La notizia è ufficiale: dopo quasi centocinquant’anni, le suore canossiane stanno per lasciare Tradate.
Le suore canossiane lasciano Tradate
A darne l’annuncio è stato il prevosto, don Fabio Turba, attraverso un breve comunicato pubblicato sull’Agape:
“Con grande dispiacere, vi confermo quanto il consiglio dell’Istituto Canossiano mi ha comunicato lo scorso 31 ottobre – E’ un’altra straordinaria pagina di storia religiosa e di laboriosa attività che si chiude nell’anno del centenario dalla nascita di Barbara Melzi. Ufficialmente, a dicembre le ultime quattro canossiane della comunità ora residente raggiungeranno altre sedi dell’Istituto. Troveremo il modo di ringraziarle della loro presenza. Circa il futuro dello stabile, la congregazione valuterà il da farsi”.
Un pezzo di storia
L’edificio ha avuto diversi utilizzi nel corso storia recente: fino a non molto tempo fa ha ospitato le scuole superiori gestite dall’ordine ed alcune private, mentre attualmente, oltre alla residenza delle suore, vi si trovano anche il centro accoglienza gestito dalla Croce Rossa che ospita quasi 150 migranti e, nelle strutture distaccate che una volta erano adibite a locali di servizio, si è recentemente insediata una residenza sanitaria per disabili, la RSD Santa Giuseppina Bakita. Ma non è sempre stato così.
Le sue origini, infatti, affondano al quattordicesimo secolo, quando l’imponente edificio era la dimora delle famiglie nobiliari dei Pusterla e dei Melzi, dai quali discende anche Barbara.
Un luogo di accoglienza e cultura
La canossiana nacque proprio qui, il 12 ottobre 1825. Spinta fin da bambina ad andare incontro al prossimo ed in particolare verso i più piccoli, conseguì il diploma di maestra elementare e si unì, appena ventiduenne, alle Figlie della Carità, congregazione nata appena qualche decennio prima (nel 1819) e detta anche delle Canossiane dal nome della fondatrice dell’ordine, santa Maddalena di Canossa. La giovane contessa Melzi decise presto di mettere a disposizione del suo Istituto, che in quegli anni stava crescendo, anche la dimora di famiglia.

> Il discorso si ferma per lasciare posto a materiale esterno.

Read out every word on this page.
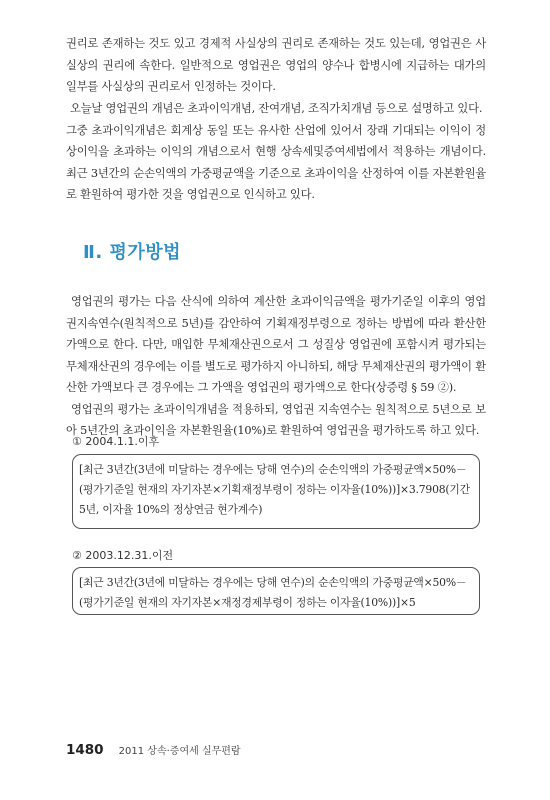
권리로 존재하는 것도 있고 경제적 사실상의 권리로 존재하는 것도 있는데, 영업권은 사실상의 권리에 속한다. 일반적으로 영업권은 영업의 양수나 합병시에 지급하는 대가의 일부를 사실상의 권리로서 인정하는 것이다.

오늘날 영업권의 개념은 초과이익개념, 잔여개념, 조직가치개념 등으로 설명하고 있다.

그중 초과이익개념은 회계상 동일 또는 유사한 산업에 있어서 장래 기대되는 이익이 정상이익을 초과하는 이익의 개념으로서 현행 상속세및증여세법에서 적용하는 개념이다. 최근 3년간의 순손익액의 가중평균액을 기준으로 초과이익을 산정하여 이를 자본환원율로 환원하여 평가한 것을 영업권으로 인식하고 있다.

Ⅱ. 평가방법

영업권의 평가는 다음 산식에 의하여 계산한 초과이익금액을 평가기준일 이후의 영업권지속연수(원칙적으로 5년)를 감안하여 기획재정부령으로 정하는 방법에 따라 환산한 가액으로 한다. 다만, 매입한 무체재산권으로서 그 성질상 영업권에 포함시켜 평가되는 무체재산권의 경우에는 이를 별도로 평가하지 아니하되, 해당 무체재산권의 평가액이 환산한 가액보다 큰 경우에는 그 가액을 영업권의 평가액으로 한다(상증령 § 59 ②).

영업권의 평가는 초과이익개념을 적용하되, 영업권 지속연수는 원칙적으로 5년으로 보아 5년간의 초과이익을 자본환원율(10%)로 환원하여 영업권을 평가하도록 하고 있다.

① 2004.1.1.이후
[최근 3년간(3년에 미달하는 경우에는 당해 연수)의 순손익액의 가중평균액×50%－(평가기준일 현재의 자기자본×기획재정부령이 정하는 이자율(10%))]×3.7908(기간 5년, 이자율 10%의 정상연금 현가계수)
② 2003.12.31.이전
[최근 3년간(3년에 미달하는 경우에는 당해 연수)의 순손익액의 가중평균액×50%－(평가기준일 현재의 자기자본×재정경제부령이 정하는 이자율(10%))]×5
1480 2011 상속·증여세 실무편람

Nel 1878 aprì qui una casa-ricovero per le persone anziane e invalide e l’anno successivo acquistò l’adiacente chiesa d S. Maria del Castello, facendola decorare dal pittore legnanese Mosé Turri. Da allora il castello e i suoi abitanti sono diventati un punto di riferimento per la comunità tradatese, una presenza discreta ma fortemente percepita come luogo di cura e accoglienza.
Quale futuro per il castello?
Oltre al dispiacere per il saluto delle religiose, si iniziano a sentire con forza le preoccupazioni per la sorte della struttura, che riveste un notevole valore storico-artistico. Tanti tradatesi hanno avuto modo di varcare i suoi cancelli nelle occasioni più varie: qui per anni sono stati ospitate eventi culturali, come il concorso di Musica Città di Tradate, e pochi anni fa è stato possibile entrare all’interno delle sue stanze durante la visita straordinaria promossa dal Fai in occasione di una delle sue Giornate di Primavera.
Oggi il complesso si compone più corpi di fabbrica di epoche differenti: sopravvivono ancora alcune parti delle mura trecentesche (visibili in via Barbara Melzi), mentre il corpo di fabbrica principale risale al periodo rinascimentale e conserva ancora una parte delle decorazioni originali, in particolare nel cosiddetto Salone delle Aquile e nel Salone delle Feste, che mostra ancora interamente le sue sontuose pareti affrescate, il soffitto ligneo decorato e una balconata in ferro battuto che corre nella parte alta del salone.
Della struttura fa anche parte la chiesa di Santa Maria, ricostruzione tardo ottocentesca di un edificio di culto medievale, ed alcuni padiglioni più recenti, tra cui quello costruito appositamente per ospitare le scuole.